5 thoughts on “KDWB-FM 101.3 Minneapolis MN Jack Hicks 1983

  1. Jon

    Hey Drew,

    When did Domino pass away?

  2. Drew Post author

    Hi Jon,

    Not sure on this, so I’ve asked a few “experts.” I’ll let you know what I find out.

  3. Jack Hicks


    Thanks for posting the aircheck. It brings back memories. It’s a little bit “sped up” but other than the higher pitch it’s really a nice sounding recording. It was weird at the time, because we were rockers and didn’t like the jingles, and the “Rock Radio” thing. I remember going from Judas Priest into Kenny Rogers/Dolly Parton “Islands in the Stream.”

    Anyway, Domino died about 4 years ago from Lung Cancer. I got to see him at his place in Missouri not long after he got the news.

  4. Steve O.

    Sorry to hear about Domino. He was a fine man. He was just a couple years older than me. I was on air mate of his on the station. I was among the original group, hired, in July, 1979. Management needed an entire jock lineup due to their spitting the simulcast of KDWB AM & FM. They had some great numbers as a Top 40 station, and they had an advantage over the competition because they simulcast, thus 2 stations on AM, one FM. FCC mandated they split.
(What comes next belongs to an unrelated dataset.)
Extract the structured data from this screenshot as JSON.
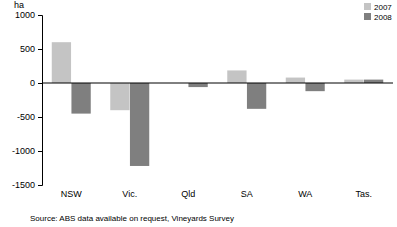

They continued with the format on AM. We were switching to Rock, to try to cut into KQ’s audience. The problem was while the program director – David Thompson – introduced KDWB FM as a rock station (First song played was The Cars “Let the good times roll”) followed by Led Zeppelin “All of my love” we would play something totally out of character, like Eddie Rabbitt or the Commodores and some mush. In other words, the listeners that were left were probably going, “WHAT THE —- IS THIS?” Thompson was fired in December and Dave Hamilton took the PD position in Jan. 1980. Yup, that Dave Hamilton. He was 23 years old. I just remember thinking, “Wow. We are rocking for real”! In Arbitron, we debuted with a 5.2 share. Up from a 2.4, pre-Hamilton. We were essentially tied with KQ. Totally took their mojo. Dave sent their PD a dozen black roses. We called ourselves, “The Twin Cities Rockin’ BEST”. I have some air checks. I’ll post one soon.

  5. Drew Post author

    Hello, Steve Oliver! I was 15 when “K101” debuted. Pretty excited to have a second rock station to listen to. Zeppelin’s “In Through the Out Door” was released that fall and it was just as you described: “All of My Love” into some cheesy leftover from the Top 40 playlist. KQRS wasn’t great in those days since they were running Lee Abrams’ ultra-safe “Superstars” format. Even as a high sophomore, I remember thinking “These guys need to rock harder if they want to beat KQ!”

    Then, it happened. K101 became “Stereo 101. While the others are talkin’, we’re ROCKIN!” Gone was the chicken rock. The music was better. The positioning was better. 101 quickly became my “go-to” station for the rest of my high school days. Except for John Landecker on WLS at night, the guy who taught me how to talk up intros and nail the posts. But that’s for another time. Stereo 101 vs KQ92 was now one of the country’s great rock radio wars. Glad I was around to hear it firsthand.

    BTW, Dave Hamilton is a programming genius as far as I’m concerned. His track record speaks for itself.